My daughter has a a huge shell collection which she adds to every year when we go to the beach for our January vacation. She loves to walk on the beach very early in the morning at about 6:00 am when the tide is so low that you can barely see the water from the shore. Strewn all over the wet sand are all kinds of wonderful sea treasures which she picks up in and saves in a little plastic bag that always accompanies her on these beach treks. I was beggining to run out of places to put the shells as the collection just keeps growing and growing. I placed some in flower pots around the base of plants, others in glass jars, and other in little wooden curio boxes. I kept the remainder stored in a tin bucket outside the kitchen door (for lack of clever ideas) where they sat getting dusty and wet from the frequent tropical rain. And then, I saw a picture of some glittery shells online somewhere which immediately triggered an idea. Yes! I would make glitter shells! I realized quickly that I’d have to buy “extra-fine” glitter on Ebay or Amazon because when I asked about it at my local crafts shops, salespeople looked at me as if I had two heads. Extra fine glitter is very powdery and much finer than regular glitter. It sticks to surfaces much better and it forms a uniform coating of sparkle due to the fact that you can’t see the individual pieces of glitter like you can with regular glitter. My mother also suggested to me that I use “diamond dust” on some of the shells. I had no idea what diamond dust was. I’d never heard of it. After a bit of investigating I discovered that diamond dust is also a type of glitter but it’s made of glass rather than metal like the regular glitter is. It’s also much grainier and looks alot like coarse salt. And one last thing about diamond dust. It can cut you. (Ask me how I know) If it’s glass….it cuts. So you have to be very careful when using it. However, the transparent sparkle of it is beautiful.

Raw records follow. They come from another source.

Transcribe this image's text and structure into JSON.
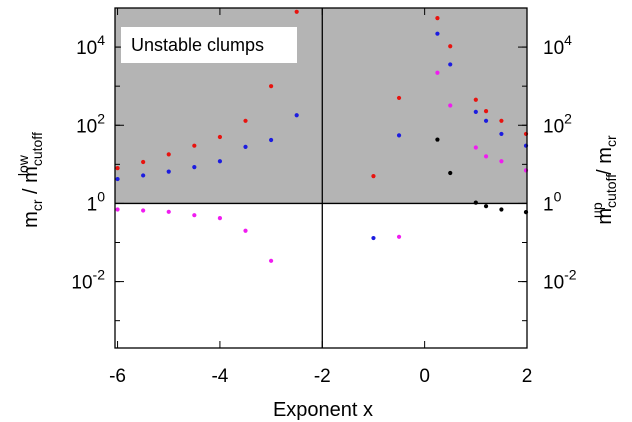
{
  "chart_data": {
    "type": "scatter",
    "title": "",
    "xlabel": "Exponent x",
    "ylabel_left": {
      "main": "m",
      "sub1": "cr",
      "sep": " / m",
      "sub2": "cutoff",
      "sup2": "low"
    },
    "ylabel_right": {
      "main": "m",
      "sub1": "cutoff",
      "sup1": "up",
      "sep": " / m",
      "sub2": "cr"
    },
    "annotation": "Unstable clumps",
    "xlim": [
      -6.05,
      2.0
    ],
    "ylim": [
      0.0002,
      100000
    ],
    "yscale": "log",
    "grid": false,
    "shaded_region": {
      "y_from": 1,
      "y_to": 100000,
      "color": "#b4b4b4"
    },
    "reference_lines": {
      "x": -2,
      "y": 1
    },
    "x_ticks": [
      {
        "value": -6,
        "label": "-6"
      },
      {
        "value": -4,
        "label": "-4"
      },
      {
        "value": -2,
        "label": "-2"
      },
      {
        "value": 0,
        "label": "0"
      },
      {
        "value": 2,
        "label": "2"
      }
    ],
    "y_ticks": [
      {
        "value": 0.01,
        "base": "10",
        "exp": "-2"
      },
      {
        "value": 1,
        "base": "1",
        "exp": "0"
      },
      {
        "value": 100,
        "base": "10",
        "exp": "2"
      },
      {
        "value": 10000,
        "base": "10",
        "exp": "4"
      }
    ],
    "series": [
      {
        "color": "#e8130f",
        "points": [
          [
            -6.0,
            8.0
          ],
          [
            -5.5,
            11.5
          ],
          [
            -5.0,
            18.0
          ],
          [
            -4.5,
            30.0
          ],
          [
            -4.0,
            50.0
          ],
          [
            -3.5,
            130.0
          ],
          [
            -3.0,
            1000.0
          ],
          [
            -2.5,
            80000.0
          ],
          [
            -1.0,
            5.0
          ],
          [
            -0.5,
            500.0
          ],
          [
            0.25,
            55000.0
          ],
          [
            0.5,
            10500.0
          ],
          [
            1.0,
            450.0
          ],
          [
            1.2,
            230.0
          ],
          [
            1.5,
            130.0
          ],
          [
            2.0,
            60.0
          ]
        ]
      },
      {
        "color": "#1c1ce0",
        "points": [
          [
            -6.0,
            4.2
          ],
          [
            -5.5,
            5.2
          ],
          [
            -5.0,
            6.5
          ],
          [
            -4.5,
            8.5
          ],
          [
            -4.0,
            12.0
          ],
          [
            -3.5,
            28.0
          ],
          [
            -3.0,
            42.0
          ],
          [
            -2.5,
            180.0
          ],
          [
            -1.0,
            0.13
          ],
          [
            -0.5,
            55.0
          ],
          [
            0.25,
            22000.0
          ],
          [
            0.5,
            3600.0
          ],
          [
            1.0,
            220.0
          ],
          [
            1.2,
            130.0
          ],
          [
            1.5,
            60.0
          ],
          [
            2.0,
            30.0
          ]
        ]
      },
      {
        "color": "#f01cf0",
        "points": [
          [
            -6.0,
            0.7
          ],
          [
            -5.5,
            0.66
          ],
          [
            -5.0,
            0.61
          ],
          [
            -4.5,
            0.5
          ],
          [
            -4.0,
            0.42
          ],
          [
            -3.5,
            0.2
          ],
          [
            -3.0,
            0.034
          ],
          [
            -0.5,
            0.14
          ],
          [
            0.25,
            2200.0
          ],
          [
            0.5,
            320.0
          ],
          [
            1.0,
            27.0
          ],
          [
            1.2,
            16.0
          ],
          [
            1.5,
            12.0
          ],
          [
            2.0,
            7.0
          ]
        ]
      },
      {
        "color": "#000000",
        "points": [
          [
            0.25,
            43.0
          ],
          [
            0.5,
            6.0
          ],
          [
            1.0,
            1.05
          ],
          [
            1.2,
            0.85
          ],
          [
            1.5,
            0.7
          ],
          [
            2.0,
            0.6
          ]
        ]
      }
    ]
  }
}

The materials are really very few. Extra fine glitter, or diamond dust (or both if you want to experiment with different textures) some Elmer’s glue (or any white glue) a bit of water to thin it, a paintbrush and some shells. I diluted the glue with a bit of water because I didn’t want it to go on to the shells too thick. That would make the glitter look clumpy even after they’ve dried. I just wanted the glue to have the consistency of a wash so I put a dab of it into a small bowl and added a bit of water and stirred it until it was thoroughly mixed.
Then I applied the wash to the surface of each shell with a paintbrush and sprinkled on the extra fine glitter making sure that the entire surface of the shell was coated after which I shook off the excess. I bought glitter in three colors, Aquamarine, sea green, and copper. Not that those are my favorite colors but I found them on Ebay for about 5 dollars for all three jars and that sure beats Martha Stewart’s price for her extra fine glitter. Now I wish I had bought additional colors. Once the shells were completely coated I set them aside to dry undisturbed for about an hour or so.
I coated some of the shells with glitter and others with diamond dust. The shells that are covered in diamond dust sparkle and shine and catch the light while allowing the true color of the shell to show through. Again I have to stress though, that you have to be very careful with the diamond dust because although the granules aren’t sharp for the most part, they become immobile once they’re dried onto the shells surface and they *can* prick your fingers. But the sparkle and gleam of the white shells is worth it. After my shells dried, I arranged them into several pretty dishes.